4) "....we can't have chicken littles running around like in the 1970's claiming global cooling and the Earth is doomed!
Not only is this a junior high school cheap shot, it is one of the oldest and most stale pseudoscientific myths of the last 20 years. These claims originated (or at least spread most significantly) during the early 90's when Far-Right front groups discovered the Internet, but never bothered to actually read anything they cited. The source goes back to some papers from the mid 70's - most notably, Hays et al. (1976), and an an NAS Report from 1975. These addressed then current uncertainties about aerosol forcings and Milankovich Cycles - the latter of which operate mainly on millenial time scales that have nothing to do with anthropogenic greenhouse warming during the last, or the next century. More about this can be found here.
With all due respect John F., I appreciate your concerns. But all the cheap shots and CAPITAL LETTER WRITING on this earth are not going to make up for carelessness with facts. I suggest reading the actual science rather than extremist web sites and the like. If you have done so, I have yet to see evidence of it - please provide science rather than hysteria. Best.
According to her biography Philips is a journalist with a degree in English. Back when I was an undergraduate learning about stuff like eigenvalues and mathematical physics, my friends studying English didn't learn about eigenvalues.
I'm not sure it's right to assume that someone doesn't know about something because their degree is in another field. There is such a thing as an educated layperson.
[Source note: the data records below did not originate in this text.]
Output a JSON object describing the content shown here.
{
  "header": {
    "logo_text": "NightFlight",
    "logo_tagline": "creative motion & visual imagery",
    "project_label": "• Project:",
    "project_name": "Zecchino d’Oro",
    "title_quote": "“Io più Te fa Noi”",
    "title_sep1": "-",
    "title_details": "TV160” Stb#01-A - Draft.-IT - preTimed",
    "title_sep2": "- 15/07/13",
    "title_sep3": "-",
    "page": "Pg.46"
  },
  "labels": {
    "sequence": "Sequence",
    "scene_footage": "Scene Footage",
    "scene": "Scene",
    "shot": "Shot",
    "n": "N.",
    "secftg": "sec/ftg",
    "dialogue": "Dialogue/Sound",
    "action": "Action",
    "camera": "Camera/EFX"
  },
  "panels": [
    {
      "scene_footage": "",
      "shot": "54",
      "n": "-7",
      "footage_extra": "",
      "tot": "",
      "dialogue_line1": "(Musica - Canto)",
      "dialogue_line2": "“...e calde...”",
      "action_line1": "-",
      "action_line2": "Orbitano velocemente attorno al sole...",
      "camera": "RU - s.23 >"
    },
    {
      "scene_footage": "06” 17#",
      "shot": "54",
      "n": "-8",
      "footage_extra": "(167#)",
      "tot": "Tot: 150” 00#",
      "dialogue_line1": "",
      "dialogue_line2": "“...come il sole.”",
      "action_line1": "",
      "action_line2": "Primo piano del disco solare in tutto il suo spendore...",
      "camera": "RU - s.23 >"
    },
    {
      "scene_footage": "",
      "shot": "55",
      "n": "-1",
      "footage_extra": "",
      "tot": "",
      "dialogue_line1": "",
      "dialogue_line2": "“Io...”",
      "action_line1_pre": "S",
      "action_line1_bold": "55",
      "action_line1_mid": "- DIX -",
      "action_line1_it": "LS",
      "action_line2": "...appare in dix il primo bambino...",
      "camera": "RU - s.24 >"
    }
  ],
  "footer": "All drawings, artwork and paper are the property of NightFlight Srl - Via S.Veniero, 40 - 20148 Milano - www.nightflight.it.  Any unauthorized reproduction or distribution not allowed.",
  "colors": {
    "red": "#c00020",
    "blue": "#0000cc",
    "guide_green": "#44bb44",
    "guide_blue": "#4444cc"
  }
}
That being said, I don't know if Melanie Philips really knows what she's talking about; just that you can't use her english degree against her, any more than suggesting that if someone has a physics degree that means they can't know anything about literature.
Scott, get the Vostok data yourself and plot CO2 and Temp on the same plot with the peak-to-peak values scaled and tell me that the Temp is following CO2 or if it;'s the other way around. Don;t rely on your references you can read what someone else says.
John F:
I assume that the temperature data you used were corrected for deuterium-excess as per Cuffey.
However I think that the excellent paper that Scott links to makes an interesting case for CO2 rises taking place before de-glaciation in the Northern Hemisphere.
I am an engineer, but when it comes to choosing between thousands of years of history and 10 year old computer models which are still evolving, I am inclined to believe the history. Michael Mann accepts the reality of the Mediaeval Warm Period and Little Ice Age. The argument is about a few tenths of degrees, which in the absence of thermometers must be just speculation. Settlements and tree lines in some cases at higher altitudes and in others at higher latitudes which physical evidence indicates were successful over long periods are more convincing than proxy records in comparing past climate with this period.
David, settlements and tree lines ARE proxy records.
Saaaaay, John F:
I think something got deleted out of your post when you copied it over from Wurd. Surely, judging from the posting attitude you adopt of disdainful high intellect, you haven't fallen for the dupe-the-rube trick of pointing to a graph and stating "a-HA!!!!! Chicken Littles!!!!!"
So, having established your obvious high intelligence, do you "interpret" the "graph" as per Caillon et al. Pahnke et al. or Fischer et al. when you apprehend the data in this way? Or maybe Shackleton?Certainly the text that didn't transfer over from your paste from Wurd discusses, say, Fischer et al. and how they interpret recent anthro. CO2 increases. I'd be interested in hearing a smart guy discuss the recent recent anthro. CO2 increases WRT the interpretations of Vostok.